Before NIES, Circuit Judge, NICHOLS, Senior Circuit Judge, and ARCHER, Circuit Judge.

NICHOLS, Senior Circuit Judge.


DECISION

Color-Vue Electronics, Inc. appeals from the judgment of the Department of Transportation Board of Contract Appeals, DOTBCA No. 1740, 88-1 BCA (CCH) p 20,482 at 103,608 (1988), holding that Contract No. DTCG28-85-C-00016 had been properly default terminated. We affirm.

OPINION

The short of it is that Color-Vue bid and obtained the award of a contract it showed itself wholly unequipped and unprepared to perform. The board found that Color-Vue, after it knew the system it originally meant to supply would not be accepted, agreed to supply the more expensive V-Band electronic key system the Coast Guard demanded, without any expression by it (written or oral) that this undertaking was believed to be a compensable change from the contract requirements. FF 30 reads as follows:

Mr. Shank advised the Coast Guard that a V-Band electronic key system would be more costly. The response was that no other equipment would be approved, so that the failure of Color-Vue to furnish V-Band components would result in a termination for default, after which the Coast Guard would reprocure, obtaining V-Band equipment and charging the excess cost back to Color-Vue. (Tr. 70-71). Mr. Shank thereupon agreed to furnish V-Band equipment. This probably occurred on March 8 (Tr. 810). He did not give the Coast Guard any written notice that he considered this to be a compensable change from the contract requirements. It also appears that he did not orally make such a statement.

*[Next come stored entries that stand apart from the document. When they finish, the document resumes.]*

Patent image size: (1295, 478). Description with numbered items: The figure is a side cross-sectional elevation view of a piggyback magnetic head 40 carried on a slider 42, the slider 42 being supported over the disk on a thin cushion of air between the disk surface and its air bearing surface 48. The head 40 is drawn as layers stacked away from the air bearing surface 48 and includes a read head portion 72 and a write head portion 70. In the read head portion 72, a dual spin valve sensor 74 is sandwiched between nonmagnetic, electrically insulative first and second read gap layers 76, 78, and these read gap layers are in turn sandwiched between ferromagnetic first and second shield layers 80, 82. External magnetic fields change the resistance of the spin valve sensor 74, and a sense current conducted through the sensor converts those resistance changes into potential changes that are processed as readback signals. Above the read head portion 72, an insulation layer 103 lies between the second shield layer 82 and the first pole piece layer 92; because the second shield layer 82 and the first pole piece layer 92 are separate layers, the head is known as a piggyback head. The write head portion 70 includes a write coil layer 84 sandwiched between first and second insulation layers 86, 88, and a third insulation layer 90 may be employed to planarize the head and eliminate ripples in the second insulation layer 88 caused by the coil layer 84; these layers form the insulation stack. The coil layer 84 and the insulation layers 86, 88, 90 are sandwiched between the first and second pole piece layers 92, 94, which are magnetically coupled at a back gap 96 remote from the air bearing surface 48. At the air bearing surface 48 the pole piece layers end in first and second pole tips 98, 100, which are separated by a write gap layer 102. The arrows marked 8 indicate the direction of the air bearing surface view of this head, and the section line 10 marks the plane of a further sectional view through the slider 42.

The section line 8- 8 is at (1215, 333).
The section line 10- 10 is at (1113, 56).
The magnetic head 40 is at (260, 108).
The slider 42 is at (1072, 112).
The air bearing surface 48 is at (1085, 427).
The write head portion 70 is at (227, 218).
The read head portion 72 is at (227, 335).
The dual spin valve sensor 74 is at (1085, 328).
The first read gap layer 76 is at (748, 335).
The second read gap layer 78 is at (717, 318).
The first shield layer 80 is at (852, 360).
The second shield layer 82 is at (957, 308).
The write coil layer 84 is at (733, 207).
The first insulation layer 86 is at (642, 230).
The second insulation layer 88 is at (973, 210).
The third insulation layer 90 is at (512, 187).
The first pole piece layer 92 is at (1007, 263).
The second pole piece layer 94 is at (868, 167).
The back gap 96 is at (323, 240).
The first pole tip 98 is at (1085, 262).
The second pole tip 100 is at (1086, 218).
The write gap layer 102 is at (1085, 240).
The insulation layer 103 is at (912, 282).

88-1 BCA (CCH) at 103,617.

That agreement precludes Color-Vue from now relying on the irregularities, or ambiguities in the invitation to bid, relating to the brand of equipment required by the contract, which allegedly gave rise to the need for such clarification. There was no improper coercion or duress to make this agreement. By FF 32:

The alleged threat of terminating the contract and assess [sic] excess reprocurement costs has not been proven to be anything more than a simple statement of the avenues available to the Coast Guard in the event appellant failed to complete the work.

Id. at 103,618.

It is undisputed that the contractor had not fully performed on the expiration date of the last extension of time given it, or on the date of termination some time later. The board's decision is not arbitrary, capricious, or unsupported by substantial evidence. 41 U.S.C. § 609(b).